The VAB TAS is a “passive” system with minimal active control, whose mass can be counted on to retain heating or cooling capacity over long periods. But that consistency also prevents it from reacting quickly to changing loads — such as student/faculty movement in the building, processes taking place in the workshops, and outdoor weather extremes.

“The capacity of the slab to heat or cool is what it is — a constant,” said Infelt. “That is why we designated it the baseline heating and cooling system for the building. We then created extra heating or cooling capacity with our supplemental systems, which can react more quickly — and actively — to changing loads.”

Supplemental HVAC systems installed included:

Outdoor and exhaust air systems: Because of the number and type of industrial processes that occur inside the VAB, a considerable amount of makeup air from the outside is required for both replacement and ventilation air. This outdoor air is pretreated by a custom air-handling unit (AHU) that maintains separate air streams: one running through a total energy, desiccant recovery wheel; and the second, through a sensible heat pipe.

Located in the VAB’s lower-level mechanical room, the AHU pulls heat from some of the building’s exhaust before expelling it outdoors. At the same time, the air handler transfers that recovered heat to the incoming outdoor air before it moves into the building. This transfer is done through a slow-spinning desiccant wheel, handling the incoming interior exhaust on one side of the wheel and outgoing outdoor air on the other.

Exhaust from the various industrial processes, of course, is smelly, dirty, and not safe to breathe; therefore, instead of moving through the wheel, it routes through the refrigerant-charged heat pipe, where its heat is recovered and transferred to the incoming outdoor air.

Fan coil units: These units provide supplemental heating and cooling where the demand is beyond the capacity available from the TAS and the ventilation air system.

Radiant heating, installed in designated places on the building perimeter: The TAS structural slab at the VAB is covered by a 3-inch-thick topping slab. Wherever insulated channel glass has been installed around the exterior, a 3-foot-wide strip of radiant heating was installed inside the topping layer. Controlled separately from the TAS system, this perimeter radiant install provides heating only during the colder months, shutting down in the summer. No insulation is used, because the 12.5-inch structural slab directs all the heating upward, where it is needed.
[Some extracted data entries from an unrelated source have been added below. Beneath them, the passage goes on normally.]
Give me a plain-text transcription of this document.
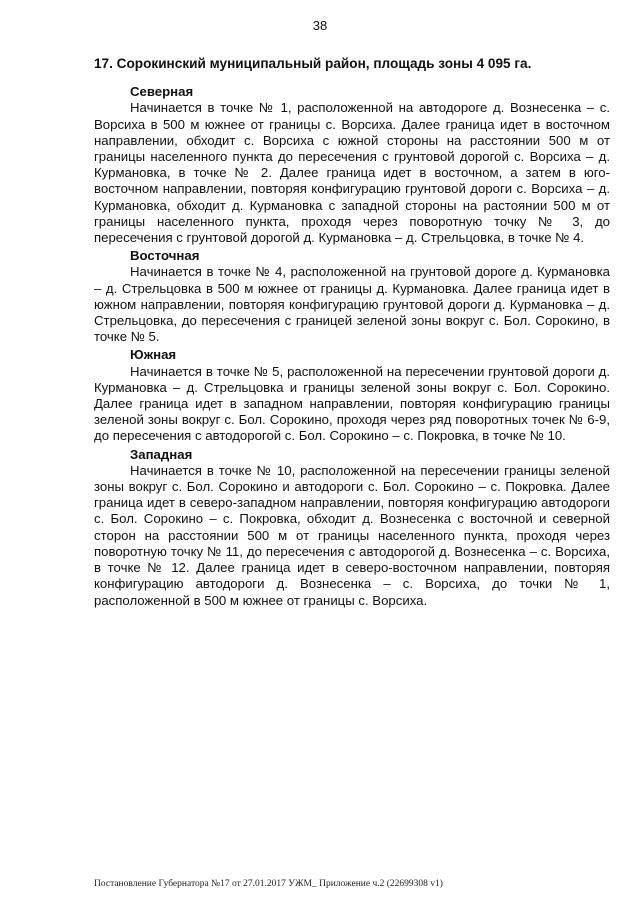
38
17. Сорокинский муниципальный район, площадь зоны 4 095 га.
Северная
Начинается в точке № 1, расположенной на автодороге д. Вознесенка – с. Ворсиха в 500 м южнее от границы с. Ворсиха. Далее граница идет в восточном направлении, обходит с. Ворсиха с южной стороны на расстоянии 500 м от границы населенного пункта до пересечения с грунтовой дорогой с. Ворсиха – д. Курмановка, в точке № 2. Далее граница идет в восточном, а затем в юго-восточном направлении, повторяя конфигурацию грунтовой дороги с. Ворсиха – д. Курмановка, обходит д. Курмановка с западной стороны на растоянии 500 м от границы населенного пункта, проходя через поворотную точку № 3, до пересечения с грунтовой дорогой д. Курмановка – д. Стрельцовка, в точке № 4.
Восточная
Начинается в точке № 4, расположенной на грунтовой дороге д. Курмановка – д. Стрельцовка в 500 м южнее от границы д. Курмановка. Далее граница идет в южном направлении, повторяя конфигурацию грунтовой дороги д. Курмановка – д. Стрельцовка, до пересечения с границей зеленой зоны вокруг с. Бол. Сорокино, в точке № 5.
Южная
Начинается в точке № 5, расположенной на пересечении грунтовой дороги д. Курмановка – д. Стрельцовка и границы зеленой зоны вокруг с. Бол. Сорокино. Далее граница идет в западном направлении, повторяя конфигурацию границы зеленой зоны вокруг с. Бол. Сорокино, проходя через ряд поворотных точек № 6-9, до пересечения с автодорогой с. Бол. Сорокино – с. Покровка, в точке № 10.
Западная
Начинается в точке № 10, расположенной на пересечении границы зеленой зоны вокруг с. Бол. Сорокино и автодороги с. Бол. Сорокино – с. Покровка. Далее граница идет в северо-западном направлении, повторяя конфигурацию автодороги с. Бол. Сорокино – с. Покровка, обходит д. Вознесенка с восточной и северной сторон на расстоянии 500 м от границы населенного пункта, проходя через поворотную точку № 11, до пересечения с автодорогой д. Вознесенка – с. Ворсиха, в точке № 12. Далее граница идет в северо-восточном направлении, повторяя конфигурацию автодороги д. Вознесенка – с. Ворсиха, до точки № 1, расположенной в 500 м южнее от границы с. Ворсиха.
Постановление Губернатора №17 от 27.01.2017 УЖМ_ Приложение ч.2 (22699308 v1)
Single-zone displacement ventilation system: This energy-efficient system serves the 76-seat classroom by supplying air at a low, quiet velocity. The desired comfort temperature where students and faculty congregate at floor-level (the “occupied zone”) is maintained, while the airspace is permitted to become progressively warmer toward the ceiling.

Results

What drove all this innovation? The university had set “very defined objectives for energy efficiency and energy consumption-reduction,” Infelt said. “Their focus is to design buildings for the lowest energy costs for the long term.”

Post-construction tests have yet to be run, comparing the actual performance of the VAB with its ambitious, 60-percent savings target. But Infelt reports that the UI Controls and Maintenance Group, which is responsible for the building’s operation, has found the TAS and its supplemental HVAC systems to be “very robust, providing a very comfortable environment for the occupants.”